This last weekend should have been full of anticipation and joy - the high spot in the Christian Calender - instead I felt like I'd been hit across the face with a damp kipper (not my favourite fish at the best of times).
My CPN and I had talked about my faith during our last session and I felt at the time that my confessional position hadn't changed much as a result of the illness. He reminded me it was a common symptom for people of faith to feel that they have lost or are loosing their faith during the tougher periods of ill health.
I reflected quite deeply in the moment as we talked - but as I said the words that I had always been a liberal and so therefore doubt and disbelief are, by their nature, a sign of a healthy respect for not having a full-proof religious 'system' - I could sense something wasn't sitting quite comfortably in my solar plexus. Over recent days I have taken time when painting; relaxing; and over the last two days, becoming increasingly anxious and staying in bed, to think about what is going on for me.
I was badly 'caught' by Easter weekend. I had originally planned to keep Holy Week and attend worship at our Cathedral. I thought a week of being ministered to and enjoying thought-provoking worship would bed me down once more in my vocational service. Like the people invited to the banquet in the Gospel, each evening I had an excuse - somthing good on TV; wanting to continue to paint; feeling tired; the weather.
I have spent the last three days trying to work out why I am 'avoiding' the confessional elements of Christianity just now. At a deep level I am wrestling with a sense of shame; shame that I have a different 'take' on faith; shame that I cannot simply play the game - and not utilise my intellectual and intuitive capabilities; shame that I am not fulfilling my vows at ordination.
At another level I feel, like many liberal Christians, we are moving through a time of Reformation as a Church which will be seen in the future as significant and far-reaching. My transforming thoughts and personal concerns are part of a wider agonising about what the Church's identity is in the 21st century. I cannot name any unasailable truths - just cosmic work in progress. For now I am aware much more of the random, indiscriminate nature of life and death than I am of the divine hand intervening in my personal affairs. I am a 'critical friend' to the institution that I have served since I was nineteen.
At the moment I am at a loss to see how I will continue to be a part of of the Church as a priest - and yet I have taken my ordination vows and I still take them very seriously. I am called to practice humility, mercy and compassion - but for now, I inhabit a place of desolation in terms of faith. I sense that my compassion and caring 'tanks' are running on empty and that I cannot find a spiritual home within the conventions of Church which have often felt as though it is constraining rather than enabling me.

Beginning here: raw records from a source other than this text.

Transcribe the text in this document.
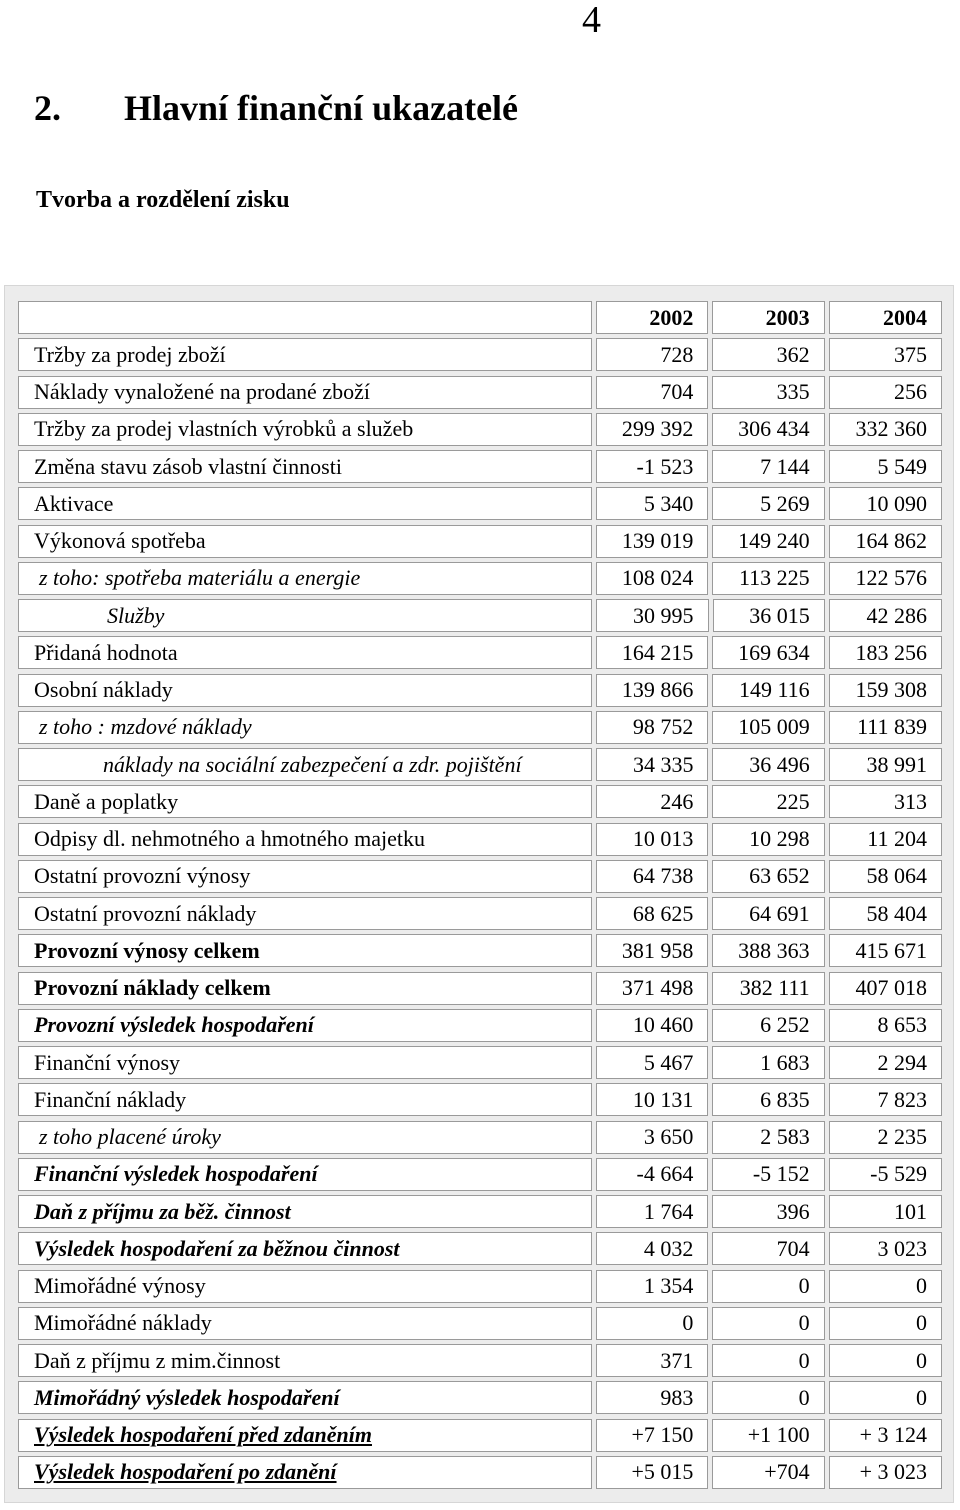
4
2. Hlavní finanční ukazatelé
Tvorba a rozdělení zisku
2002	2003	2004
Tržby za prodej zboží	728	362	375
Náklady vynaložené na prodané zboží	704	335	256
Tržby za prodej vlastních výrobků a služeb	299 392	306 434	332 360
Změna stavu zásob vlastní činnosti	-1 523	7 144	5 549
Aktivace	5 340	5 269	10 090
Výkonová spotřeba	139 019	149 240	164 862
z toho: spotřeba materiálu a energie	108 024	113 225	122 576
Služby	30 995	36 015	42 286
Přidaná hodnota	164 215	169 634	183 256
Osobní náklady	139 866	149 116	159 308
z toho : mzdové náklady	98 752	105 009	111 839
náklady na sociální zabezpečení a zdr. pojištění	34 335	36 496	38 991
Daně a poplatky	246	225	313
Odpisy dl. nehmotného a hmotného majetku	10 013	10 298	11 204
Ostatní provozní výnosy	64 738	63 652	58 064
Ostatní provozní náklady	68 625	64 691	58 404
Provozní výnosy celkem	381 958	388 363	415 671
Provozní náklady celkem	371 498	382 111	407 018
Provozní výsledek hospodaření	10 460	6 252	8 653
Finanční výnosy	5 467	1 683	2 294
Finanční náklady	10 131	6 835	7 823
z toho placené úroky	3 650	2 583	2 235
Finanční výsledek hospodaření	-4 664	-5 152	-5 529
Daň z příjmu za běž. činnost	1 764	396	101
Výsledek hospodaření za běžnou činnost	4 032	704	3 023
Mimořádné výnosy	1 354	0	0
Mimořádné náklady	0	0	0
Daň z příjmu z mim.činnost	371	0	0
Mimořádný výsledek hospodaření	983	0	0
Výsledek hospodaření před zdaněním	+7 150	+1 100	+ 3 124
Výsledek hospodaření po zdanění	+5 015	+704	+ 3 023
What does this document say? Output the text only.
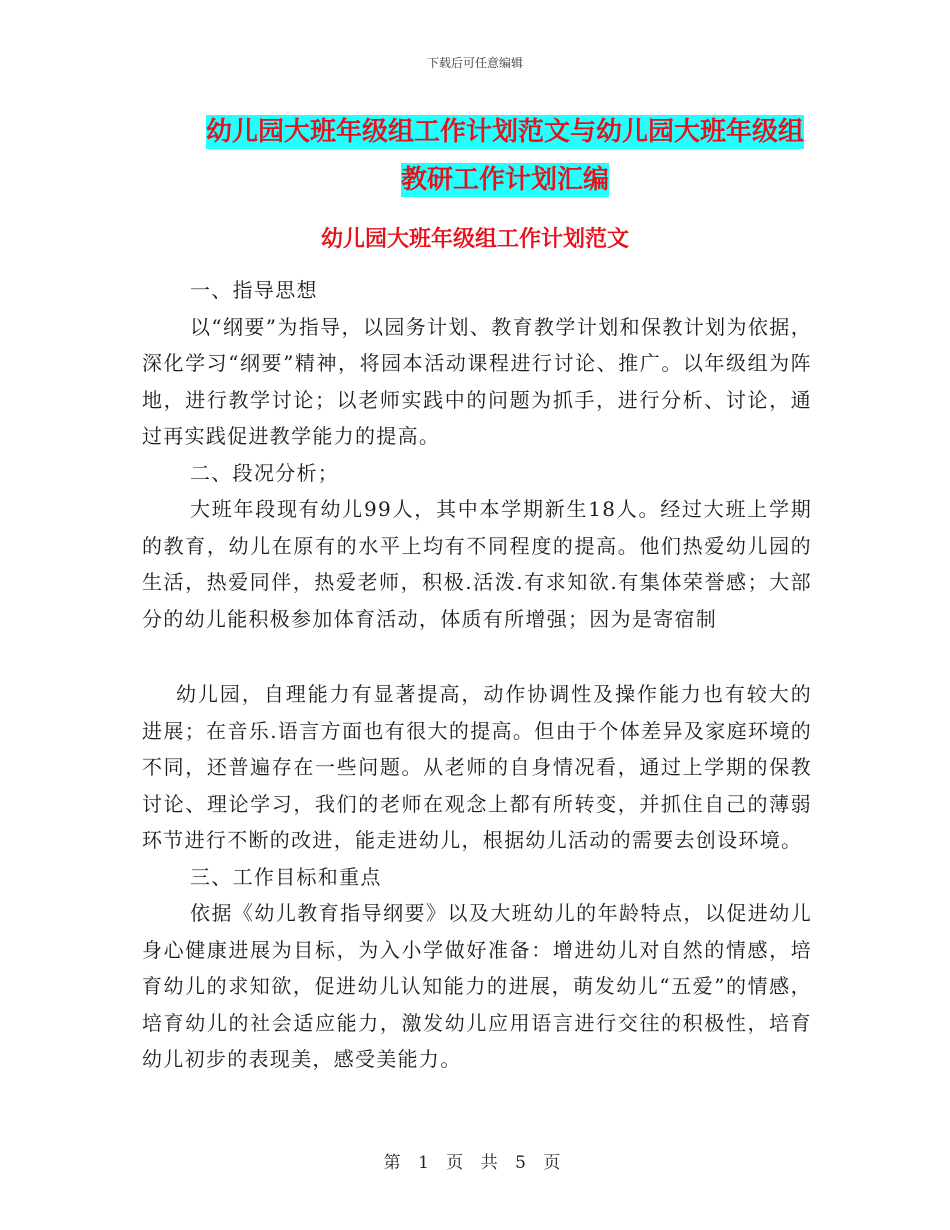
下载后可任意编辑
幼儿园大班年级组工作计划范文与幼儿园大班年级组
教研工作计划汇编
幼儿园大班年级组工作计划范文

一、指导思想

以“纲要”为指导，以园务计划、教育教学计划和保教计划为依据，深化学习“纲要”精神，将园本活动课程进行讨论、推广。以年级组为阵地，进行教学讨论；以老师实践中的问题为抓手，进行分析、讨论，通过再实践促进教学能力的提高。

二、段况分析；

大班年段现有幼儿99人，其中本学期新生18人。经过大班上学期的教育，幼儿在原有的水平上均有不同程度的提高。他们热爱幼儿园的生活，热爱同伴，热爱老师，积极.活泼.有求知欲.有集体荣誉感；大部分的幼儿能积极参加体育活动，体质有所增强；因为是寄宿制

幼儿园，自理能力有显著提高，动作协调性及操作能力也有较大的进展；在音乐.语言方面也有很大的提高。但由于个体差异及家庭环境的不同，还普遍存在一些问题。从老师的自身情况看，通过上学期的保教讨论、理论学习，我们的老师在观念上都有所转变，并抓住自己的薄弱环节进行不断的改进，能走进幼儿，根据幼儿活动的需要去创设环境。

三、工作目标和重点

依据《幼儿教育指导纲要》以及大班幼儿的年龄特点，以促进幼儿身心健康进展为目标，为入小学做好准备：增进幼儿对自然的情感，培育幼儿的求知欲，促进幼儿认知能力的进展，萌发幼儿“五爱”的情感，培育幼儿的社会适应能力，激发幼儿应用语言进行交往的积极性，培育幼儿初步的表现美，感受美能力。

第 1 页 共 5 页
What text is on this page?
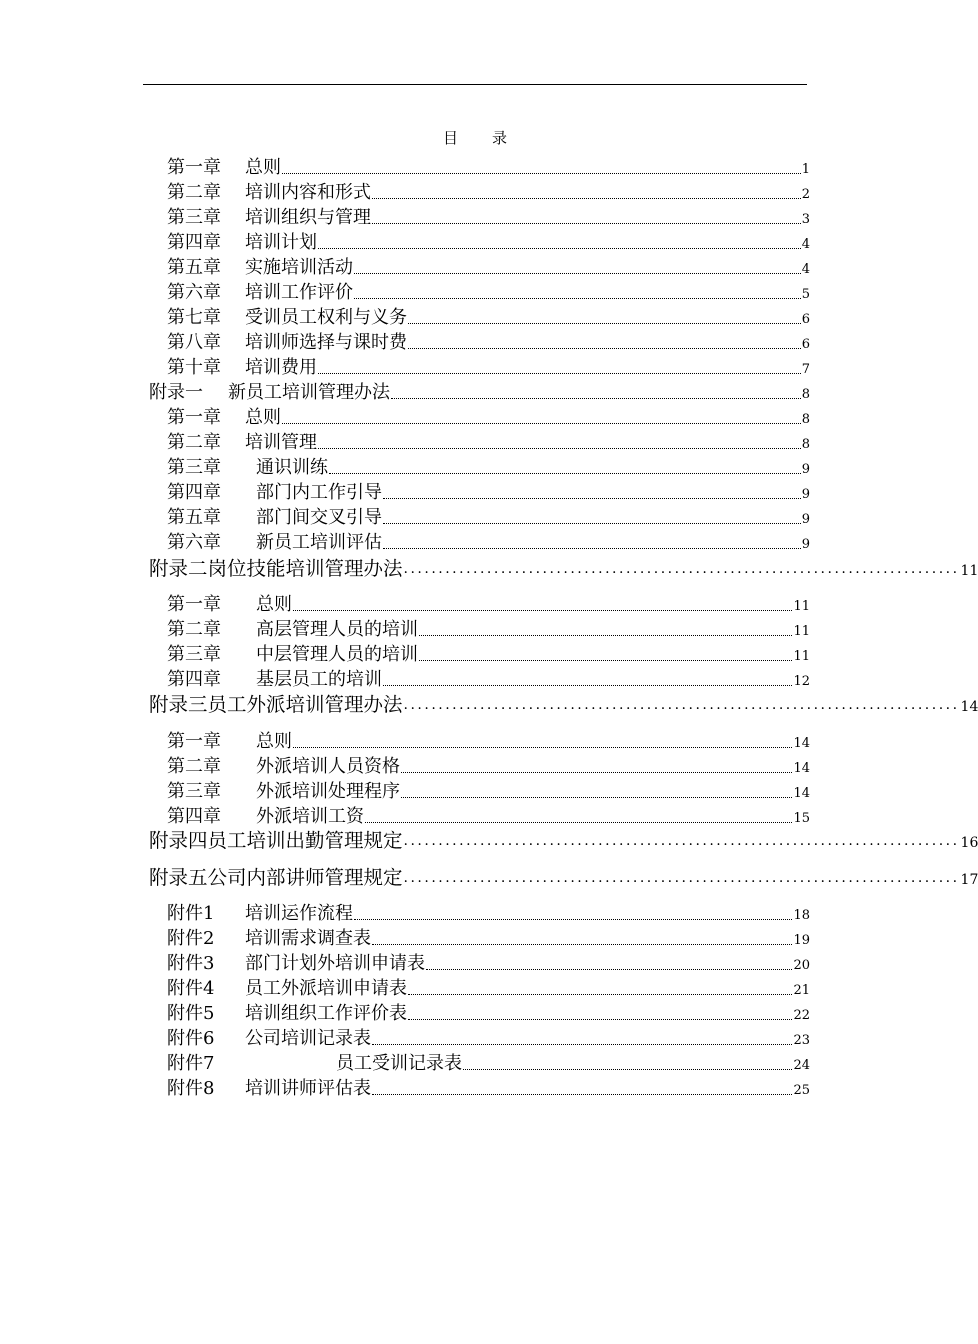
目 录
第一章	总则	1
第二章	培训内容和形式	2
第三章	培训组织与管理	3
第四章	培训计划	4
第五章	实施培训活动	4
第六章	培训工作评价	5
第七章	受训员工权利与义务	6
第八章	培训师选择与课时费	6
第十章	培训费用	7
附录一	新员工培训管理办法	8
第一章	总则	8
第二章	培训管理	8
第三章	通识训练	9
第四章	部门内工作引导	9
第五章	部门间交叉引导	9
第六章	新员工培训评估	9
附录二 岗位技能培训管理办法 ................................................................................ 11
第一章	总则	11
第二章	高层管理人员的培训	11
第三章	中层管理人员的培训	11
第四章	基层员工的培训	12
附录三 员工外派培训管理办法 ................................................................................ 14
第一章	总则	14
第二章	外派培训人员资格	14
第三章	外派培训处理程序	14
第四章	外派培训工资	15
附录四 员工培训出勤管理规定 ................................................................................ 16
附录五 公司内部讲师管理规定 ................................................................................ 17
附件1	培训运作流程	18
附件2	培训需求调查表	19
附件3	部门计划外培训申请表	20
附件4	员工外派培训申请表	21
附件5	培训组织工作评价表	22
附件6	公司培训记录表	23
附件7	员工受训记录表	24
附件8	培训讲师评估表	25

Yesterday I was so paralysed by my guilt I couldn't attend lunch with friends. I am a priest who stands looking in. Like the child on the boundary of the playground. Sadly just now I am not sure that I can go back to playing the Church's equivlent of 'tag' - or to put it another way - 'stay on the Church's dominant message' and not disturb or encourage all people to think and develop a mature informed religious understanding.
Kim McMillen:
When I loved myself enough I lost my fear of speaking my truth for I have come to see how good it is.
Reflecting Theologically.... perhaps the very essence of the Christian faith is a "Broken Alleluia".
We have a phrase in the Godly Play Easter story....
One side of the picture card has an dark image of the suffering crucified Christ the other is of the Risen Christ being known in the breaking of bread...
The Godly Play text goes....
"You cannot have this side without this side.... and you cannot have this side without this side... and you cannot pull them apart.... that is the Mystery of Easter.
Desolation and the absence of faith seems very much part of the spiritual journey....John of the Cross et al...
You are very much held and loved Jane.